Video sharing app Socialcam was recently acquired by Autodesk, but just because it’s no longer an indie startup doesn’t mean it’s stopped innovating and rolling out new features. About six weeks after being acquired, Socialcam is opening up its API to let third-party developers build apps around the videos its users shoot and share.

The first iteration of the public API will give developers access to all public Socialcam videos, embed them and build cool experiences around them. It’s all about getting access to the video library, rather than adding to that library — so developers will still need to use the Socialcam app for creating and uploading videos.

According to co-founder Michael Seibel, Socialcam originally started thinking about rolling out an API back when it joined Y Combinator earlier this year. But it put those plans on hold for a while to focus on other improvements, like adding themes and soundtracks to its video editing tools. Instead, it put a link in the footer of its web site, which would allow developers to email and request access to its private beta API… which, at that point, didn’t really exist.

It was a way for Socialcam to gauge how many developers would want access to the API, and for a while, there wasn’t a whole lot of interest. “At first no one emailed us,” Seibel told me. “And then we got a few emails a week, then a few emails a day. Then we got an email from the Washington Post.”

It was this email from the Washington Post that really got the ball rolling on opening up the API. The news organization wanted to get access to Socialcam videos posted from the London Olympics to include in its coverage of the Summer Games, as well as to film its own on-the-spot videos.

Its “London Eyes” site was created with Socialcam’s help and included videos shot using the app.

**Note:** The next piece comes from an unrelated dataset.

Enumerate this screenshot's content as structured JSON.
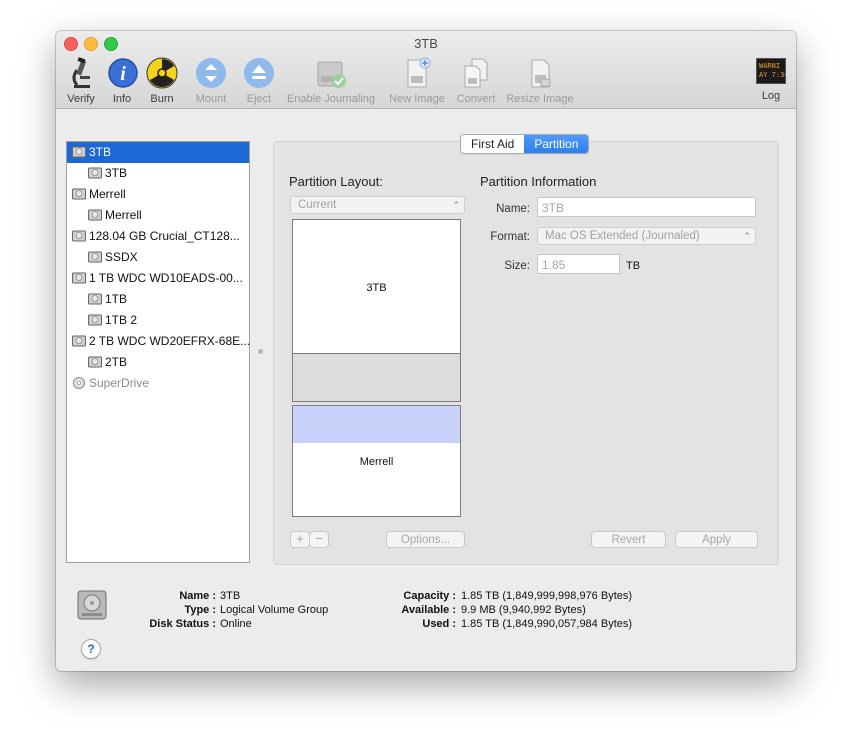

As part of the partnership, the Washington Post urged readers at the Games to shoot videos with the app, which it could embed in its coverage. By doing so, it didn’t have to send a huge team, and could crowdsource interesting videos from in and around the games.

Metadata included in the API allows developers to sort videos by date and by geolocation, so they can create interesting mashups based on events. That’s exactly what the Washington Post did for their Socialcam-aided Olympics coverage: It targeted videos shot at certain times and from certain locations. The news organization is using the app also for its elections coverage, particularly around the Republican and Democratic National Conventions.

While the API is open to all sorts of developers, Seibel says he’s most interested in how news organizations can use the app. In the same way that Twitter has become the go-to place for sharing news text, he wants Socialcam to be the first place newsy videos are posted, and then shared out with other users. With partnerships like the Washington Post, it could be on its way to becoming that app.